2. Metode deduksi logis 
Metode deduksi logis atau umumnya disebut juga metode demonstratif, menggunakan akal sebagi alatnya. Metode ini juga dikenal dengan metode burhani dalam filsafat islam. Seperti yang tercantum dalam Al-Qur'an, untuk dapat memperoleh ilmu pengetahuan diperlukan akal (Q.S Al baqarah :44, 242,Al-an'am : 152, Al anfal: 22, At taubah : 122 dan lain-lain). 

 Metode ini ditujukan guna memahami realitas-realitas imajinal manusia dan menghasilkan ilmu-ilmu murni berupa logika, matematika dan filsafat. 

 3. Metode intuitif Metode intuitif juga disebut metode irfani, yang mana alatnya adalah hati. Terakhir, metode intuitif yang berfungsi sebagai cara untuk memahami realitas yang bersifat metafisis(yang bersifat hudhuri) dalam jiwa manusia secara langsung dan melahirkan pengetahuan mistik. 



 3. FONDASI AKSIOLOGI 



 a) Pengertian Aksiologi 

 Aksiologi diambil dari Bahasa Yunani "axio" yang berarti nilai dan "logos" yang berarti ilmu atau teori. Jadi teori yang membahas nilai dan berkaitan dengan manfaat dari pengetahuan disebut aksiologi. Baik nilai-nilai yang berupa hal-hal yang positif atau negatif, dan dalam pengertian lain aksiologi adalah pendidikan yang berfungsi untuk menguji dan mengitegrasikan nilai-nilai tersebut ke dalam kehidupan manusia. Yang dimaksud bernilai apabila memiliki manfaat, benar, logis, bermoral, etis dan memiliki nilai religius.

 Sedangkan pengertian nilai menurut J.R. Fraenkel sebagaimana dikutip Chabib Toha "a value is an idea a concept about what some one thinks is important in life". 

 Aksiologi menjadi pilar ketiga dalam bangunan ilmu pengetahuan dalam perspektif islam setelah ontologi dan aksiologi. Makna aksiologi dalam filsafat islam adalah bagaimana manfaat ilmu ketika nilai yang dikaitkan dengan akidah dan moral serta bagaimana dampaknya dalam penerapan ilmu pengetahuan.. 

 Jadi aksiologi merupakan ilmu yang membahas perihal tujuan ilmu pengetahuan itu sendiri. Sederhananya, aksiologi mempelajari hakikat serta manfaat yang muncul dari pengetahuan. b) Obyek atau Ruang lingkup Aksiologi Filsafat Islam Ada dua penilaian yang umum digunakan dalam aksiologi yaitu etika dan estetika. 

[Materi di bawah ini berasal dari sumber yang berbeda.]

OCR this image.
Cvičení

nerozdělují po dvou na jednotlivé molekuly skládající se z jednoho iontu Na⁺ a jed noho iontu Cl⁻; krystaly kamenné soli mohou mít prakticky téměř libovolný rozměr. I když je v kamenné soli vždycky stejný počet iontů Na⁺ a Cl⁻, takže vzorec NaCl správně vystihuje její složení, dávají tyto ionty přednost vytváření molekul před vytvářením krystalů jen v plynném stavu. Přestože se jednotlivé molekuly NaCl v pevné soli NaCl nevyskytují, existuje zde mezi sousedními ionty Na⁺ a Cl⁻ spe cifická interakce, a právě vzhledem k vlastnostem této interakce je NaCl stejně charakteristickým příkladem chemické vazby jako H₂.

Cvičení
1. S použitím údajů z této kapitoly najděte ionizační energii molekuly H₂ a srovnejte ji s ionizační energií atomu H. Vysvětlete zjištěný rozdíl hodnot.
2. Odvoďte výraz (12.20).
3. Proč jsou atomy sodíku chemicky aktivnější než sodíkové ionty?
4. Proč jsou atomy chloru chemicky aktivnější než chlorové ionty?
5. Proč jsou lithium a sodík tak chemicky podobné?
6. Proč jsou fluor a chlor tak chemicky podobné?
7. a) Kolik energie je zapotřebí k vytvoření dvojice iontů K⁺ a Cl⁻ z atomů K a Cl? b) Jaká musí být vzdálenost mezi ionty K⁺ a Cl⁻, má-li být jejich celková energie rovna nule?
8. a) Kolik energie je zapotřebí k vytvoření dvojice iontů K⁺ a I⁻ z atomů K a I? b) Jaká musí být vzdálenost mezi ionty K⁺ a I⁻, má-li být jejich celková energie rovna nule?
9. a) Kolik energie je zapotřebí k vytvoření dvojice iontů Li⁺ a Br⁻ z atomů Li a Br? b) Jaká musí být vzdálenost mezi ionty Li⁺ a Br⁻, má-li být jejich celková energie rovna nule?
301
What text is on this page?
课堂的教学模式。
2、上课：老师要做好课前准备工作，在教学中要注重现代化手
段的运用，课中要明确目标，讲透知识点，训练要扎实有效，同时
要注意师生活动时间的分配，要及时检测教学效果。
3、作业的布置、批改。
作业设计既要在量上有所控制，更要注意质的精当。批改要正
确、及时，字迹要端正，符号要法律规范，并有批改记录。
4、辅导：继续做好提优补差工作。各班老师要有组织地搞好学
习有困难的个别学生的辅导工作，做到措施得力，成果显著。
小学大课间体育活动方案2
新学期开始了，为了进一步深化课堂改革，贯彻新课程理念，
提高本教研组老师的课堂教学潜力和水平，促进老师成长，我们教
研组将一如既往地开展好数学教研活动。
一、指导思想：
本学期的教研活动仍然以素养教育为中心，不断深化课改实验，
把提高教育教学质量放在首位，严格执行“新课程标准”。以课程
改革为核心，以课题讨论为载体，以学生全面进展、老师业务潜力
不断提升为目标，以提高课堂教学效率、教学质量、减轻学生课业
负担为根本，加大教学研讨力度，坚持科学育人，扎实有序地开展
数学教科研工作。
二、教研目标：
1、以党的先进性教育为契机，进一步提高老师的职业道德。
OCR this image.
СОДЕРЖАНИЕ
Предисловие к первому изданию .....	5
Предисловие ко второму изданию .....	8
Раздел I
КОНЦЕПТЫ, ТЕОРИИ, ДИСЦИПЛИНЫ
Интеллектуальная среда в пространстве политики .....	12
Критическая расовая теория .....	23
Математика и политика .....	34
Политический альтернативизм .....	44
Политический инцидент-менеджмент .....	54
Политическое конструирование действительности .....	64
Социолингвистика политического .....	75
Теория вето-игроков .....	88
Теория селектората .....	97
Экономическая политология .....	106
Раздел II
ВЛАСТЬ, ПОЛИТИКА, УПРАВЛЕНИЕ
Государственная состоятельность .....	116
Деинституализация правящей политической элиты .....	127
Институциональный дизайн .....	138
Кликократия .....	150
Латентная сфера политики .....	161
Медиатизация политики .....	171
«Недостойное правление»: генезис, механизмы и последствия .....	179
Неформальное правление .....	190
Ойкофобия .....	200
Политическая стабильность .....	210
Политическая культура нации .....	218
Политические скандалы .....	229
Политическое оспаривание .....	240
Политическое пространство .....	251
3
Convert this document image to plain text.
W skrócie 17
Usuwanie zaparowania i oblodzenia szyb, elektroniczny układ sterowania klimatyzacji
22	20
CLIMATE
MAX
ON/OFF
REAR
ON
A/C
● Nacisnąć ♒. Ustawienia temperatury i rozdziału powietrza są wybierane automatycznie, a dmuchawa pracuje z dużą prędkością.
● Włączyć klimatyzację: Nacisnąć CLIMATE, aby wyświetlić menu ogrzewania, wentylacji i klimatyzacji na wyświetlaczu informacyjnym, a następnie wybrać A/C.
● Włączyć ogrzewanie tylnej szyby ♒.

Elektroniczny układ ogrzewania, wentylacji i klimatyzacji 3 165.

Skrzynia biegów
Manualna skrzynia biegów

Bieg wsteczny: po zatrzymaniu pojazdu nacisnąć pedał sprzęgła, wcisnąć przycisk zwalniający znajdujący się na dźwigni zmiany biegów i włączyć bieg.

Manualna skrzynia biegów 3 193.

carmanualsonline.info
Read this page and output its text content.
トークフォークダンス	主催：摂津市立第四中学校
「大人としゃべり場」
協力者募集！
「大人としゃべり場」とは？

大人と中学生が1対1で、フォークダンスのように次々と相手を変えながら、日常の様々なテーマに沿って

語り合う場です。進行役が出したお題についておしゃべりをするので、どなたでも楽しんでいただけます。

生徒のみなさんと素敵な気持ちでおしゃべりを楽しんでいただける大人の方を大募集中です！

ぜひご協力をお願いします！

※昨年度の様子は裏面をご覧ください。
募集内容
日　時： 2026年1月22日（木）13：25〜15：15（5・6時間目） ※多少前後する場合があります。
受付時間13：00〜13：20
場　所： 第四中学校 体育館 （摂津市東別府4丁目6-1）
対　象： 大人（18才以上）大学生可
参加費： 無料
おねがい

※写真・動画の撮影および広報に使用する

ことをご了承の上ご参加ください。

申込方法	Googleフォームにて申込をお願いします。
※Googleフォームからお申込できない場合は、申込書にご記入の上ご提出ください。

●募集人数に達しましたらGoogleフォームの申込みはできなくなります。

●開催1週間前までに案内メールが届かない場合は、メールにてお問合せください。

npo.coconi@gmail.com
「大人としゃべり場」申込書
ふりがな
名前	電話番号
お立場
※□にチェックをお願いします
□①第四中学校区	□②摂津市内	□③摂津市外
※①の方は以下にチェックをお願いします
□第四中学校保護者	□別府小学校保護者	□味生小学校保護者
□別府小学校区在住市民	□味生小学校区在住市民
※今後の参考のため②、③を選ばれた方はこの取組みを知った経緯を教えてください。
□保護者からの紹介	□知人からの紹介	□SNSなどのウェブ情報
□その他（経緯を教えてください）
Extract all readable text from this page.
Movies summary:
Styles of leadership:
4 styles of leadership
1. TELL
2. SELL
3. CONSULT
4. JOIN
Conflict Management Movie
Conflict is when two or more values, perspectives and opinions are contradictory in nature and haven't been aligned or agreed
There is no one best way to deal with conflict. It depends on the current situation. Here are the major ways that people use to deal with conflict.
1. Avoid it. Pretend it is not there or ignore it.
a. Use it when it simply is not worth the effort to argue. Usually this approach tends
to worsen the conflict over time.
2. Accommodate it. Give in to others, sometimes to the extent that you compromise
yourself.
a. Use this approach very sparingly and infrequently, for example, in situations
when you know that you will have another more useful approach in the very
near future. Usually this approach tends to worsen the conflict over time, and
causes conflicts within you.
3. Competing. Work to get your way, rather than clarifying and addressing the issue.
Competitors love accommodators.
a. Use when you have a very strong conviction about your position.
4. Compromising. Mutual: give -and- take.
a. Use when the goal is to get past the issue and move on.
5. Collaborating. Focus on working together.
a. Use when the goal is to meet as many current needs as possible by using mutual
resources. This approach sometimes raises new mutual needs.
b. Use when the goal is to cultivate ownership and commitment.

 Etika Etika diambil dari kata "ethos" (Bahasa Yunani) yang memiliki arti watak, karakter, atau adat kebiasaan yang mana memiliki kaitan erat dengan konsep individu atau kelompok sebagai piranti kebenaran atau evaluasi peristiwa sebelumnya. Etika merupakan cabang filsafat yang membahas moral secara kritis dan sistematis dan berfokus pada kajian perilaku, norma, juga adat istiadat manusia. Estetika Estetika berasal dari Bahasa Yunani "aisthetike" yang memiliki arti segala sesuatu yang bisa dicerna lewat indra. Estetika biasa dikenal dengan filsafat keindahan karena memang membahas mengenai penilaian terhadap sesuatu serta refleksi indera dalam merasa. Keindahan yang dimaksud adalah adanya unsur keselarasan, harmonis, dan tertata secara tertib dalam suatu kesatuan dan bersifat kaffah. Menurut Abuddin Nata tujuan pendidikan Islam, untuk menjadikan manusia menjadi pribadi yang shaleh, taat beribadah, dan rajin beramal untuk bekal akhirat.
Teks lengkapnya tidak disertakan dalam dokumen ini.